The novel ends with a flashback from Hawa's perspective. On the night she dies, an injured Hawa plans to tell Bouba that she forgives him for killing her family during the war. She is interrupted by the police before she can speak. She escapes outside, and as she dies, her body begins to Float.

==Major themes==

Abergale Shep of Grimdark Magazine commented on the way that the novel handles race. Shep stated that "Harmattan Season explores the intricacies of what it means to be mixed-race in a hegemonic society, never really knowing where you fit in and always feeling like you have to choose one side over the other." This is exemplified in the character of Bouba, whose inner turmoil is related to "being half-French and half indigenous Dugulen."

==Setting==

Gary K. Wolfe wrote that "Onyebuchi provides little background on the historical setting, which seems to be Mali around the beginning of the 20th century, with gaslights and horsecarts, though Mali is never directly named, and its capital city Bamako is only mentioned when a character shows the narrator a map of those French housing developments."

==Reception and awards==

In a starred review, Publishers Weekly wrote that the novel "[blends] elements of classic noir fiction (including a Chandleresque narrative voice) and fantastic acts of terroristic martyrdom..." The review called the novel "an unforgettable portrait of a place and a person trapped between two worlds and two cultures." Marlene Harris of Library Journal also gave the novel a starred review, calling it a "highly recommended hardboiled fantasy mystery." Harris recommended the novel for fans of the works of P. Djèlí Clark, Nnedi Okorafor, and Moses Ose Utomi.

Abergale Shep of Grimdark Magazine praised the novel's worldbuilding, stating that "as readers are taken through dark alleys, shisha parlours and Ethnic Quarters designed to house the indigenous population, they are witnesses to the injustices against marginalised communities everywhere." Shep concluded that the novel "perfectly balances its hard-boiled and fantasy-noir elements, and somehow still manages to blend in cultural nuances throughout."

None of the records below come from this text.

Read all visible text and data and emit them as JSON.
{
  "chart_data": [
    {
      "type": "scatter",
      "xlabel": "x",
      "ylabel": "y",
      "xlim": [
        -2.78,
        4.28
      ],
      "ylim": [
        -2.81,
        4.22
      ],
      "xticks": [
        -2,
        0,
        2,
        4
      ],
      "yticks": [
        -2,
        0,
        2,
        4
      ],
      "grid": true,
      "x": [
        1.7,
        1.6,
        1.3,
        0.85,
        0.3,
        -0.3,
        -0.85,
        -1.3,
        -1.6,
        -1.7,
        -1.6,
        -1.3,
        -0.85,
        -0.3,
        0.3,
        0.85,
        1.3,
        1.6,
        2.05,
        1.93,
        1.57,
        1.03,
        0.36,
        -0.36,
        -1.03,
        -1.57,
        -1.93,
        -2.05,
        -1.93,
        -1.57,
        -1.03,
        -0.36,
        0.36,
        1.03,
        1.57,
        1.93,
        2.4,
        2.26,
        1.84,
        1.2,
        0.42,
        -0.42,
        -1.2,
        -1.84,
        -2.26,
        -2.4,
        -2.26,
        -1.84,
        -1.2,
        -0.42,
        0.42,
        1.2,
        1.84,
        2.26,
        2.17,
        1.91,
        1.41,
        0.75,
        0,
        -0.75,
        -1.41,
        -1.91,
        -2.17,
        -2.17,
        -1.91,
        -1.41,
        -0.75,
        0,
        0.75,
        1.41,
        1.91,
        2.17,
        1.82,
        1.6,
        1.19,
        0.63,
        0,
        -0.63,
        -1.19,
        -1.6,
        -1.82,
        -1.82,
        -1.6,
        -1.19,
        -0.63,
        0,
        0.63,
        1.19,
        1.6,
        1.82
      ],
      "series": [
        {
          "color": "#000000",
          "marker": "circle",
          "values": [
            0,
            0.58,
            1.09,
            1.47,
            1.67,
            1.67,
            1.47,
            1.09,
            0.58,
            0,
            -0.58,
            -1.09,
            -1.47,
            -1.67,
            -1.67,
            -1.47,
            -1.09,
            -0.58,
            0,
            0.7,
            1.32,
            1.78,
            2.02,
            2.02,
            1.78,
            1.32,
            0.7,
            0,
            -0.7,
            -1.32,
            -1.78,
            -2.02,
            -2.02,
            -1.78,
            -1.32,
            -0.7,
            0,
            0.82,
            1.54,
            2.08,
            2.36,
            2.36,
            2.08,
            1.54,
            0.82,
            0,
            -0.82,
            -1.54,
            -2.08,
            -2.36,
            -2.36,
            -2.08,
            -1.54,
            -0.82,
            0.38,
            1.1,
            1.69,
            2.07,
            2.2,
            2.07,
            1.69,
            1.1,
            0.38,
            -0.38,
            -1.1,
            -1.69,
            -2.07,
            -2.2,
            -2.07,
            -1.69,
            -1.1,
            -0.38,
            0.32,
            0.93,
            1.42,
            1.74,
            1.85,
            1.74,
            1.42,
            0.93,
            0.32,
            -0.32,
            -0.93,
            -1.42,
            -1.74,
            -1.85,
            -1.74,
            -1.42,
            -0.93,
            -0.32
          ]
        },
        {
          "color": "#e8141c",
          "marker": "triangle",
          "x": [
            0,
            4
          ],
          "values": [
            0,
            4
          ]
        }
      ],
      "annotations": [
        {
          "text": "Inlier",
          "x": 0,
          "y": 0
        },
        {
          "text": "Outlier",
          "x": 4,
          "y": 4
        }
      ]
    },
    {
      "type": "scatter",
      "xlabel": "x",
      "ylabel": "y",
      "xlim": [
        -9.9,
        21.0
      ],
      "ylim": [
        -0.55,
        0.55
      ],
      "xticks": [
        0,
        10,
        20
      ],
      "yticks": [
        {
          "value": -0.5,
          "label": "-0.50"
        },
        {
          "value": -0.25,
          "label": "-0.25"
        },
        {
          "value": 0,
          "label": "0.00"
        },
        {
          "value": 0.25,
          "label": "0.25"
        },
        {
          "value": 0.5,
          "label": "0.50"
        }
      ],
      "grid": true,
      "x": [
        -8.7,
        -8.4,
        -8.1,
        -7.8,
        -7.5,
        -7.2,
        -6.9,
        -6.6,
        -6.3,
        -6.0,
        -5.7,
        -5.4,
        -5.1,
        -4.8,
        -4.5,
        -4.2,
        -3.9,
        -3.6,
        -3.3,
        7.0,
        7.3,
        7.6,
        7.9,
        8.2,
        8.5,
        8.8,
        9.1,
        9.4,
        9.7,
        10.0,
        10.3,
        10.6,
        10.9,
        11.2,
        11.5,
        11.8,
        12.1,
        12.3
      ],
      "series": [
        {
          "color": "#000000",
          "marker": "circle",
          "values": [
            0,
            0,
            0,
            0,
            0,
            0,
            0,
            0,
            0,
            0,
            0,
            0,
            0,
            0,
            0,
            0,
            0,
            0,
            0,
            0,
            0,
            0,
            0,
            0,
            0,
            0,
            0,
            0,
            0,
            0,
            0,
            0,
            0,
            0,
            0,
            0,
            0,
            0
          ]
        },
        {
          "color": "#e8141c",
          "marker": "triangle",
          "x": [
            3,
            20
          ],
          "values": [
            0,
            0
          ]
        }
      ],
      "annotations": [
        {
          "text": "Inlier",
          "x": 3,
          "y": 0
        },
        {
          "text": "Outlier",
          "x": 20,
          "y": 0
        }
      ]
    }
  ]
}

Gary K. Wolfe of Locus commented on the way in which the story blurs genre lines. Wolfe stated that "The novel’s opening scene ... is pure hard-boiled PI fiction reminiscent of the Dashiell Hammett mode..." Wolfe later commented that "Despite its hardboiled trappings and its almost Gothic (but judiciously employed) fantasy elements, Harmattan Season mixes genres in a way not quite like any other novel I’ve read." Similarly, Alex Brown of Reactor stated that the novel "blends hardboiled detective noir with fantasy with alternate history, and the resulting mix is something wholly original." Brown stated that "Each year there are a handful of books that truly deserve to be called a “must-read," and this, without a doubt, is one of them."

The novel was nominated for a 2026 Ignyte Award for Outstanding Adult Novel.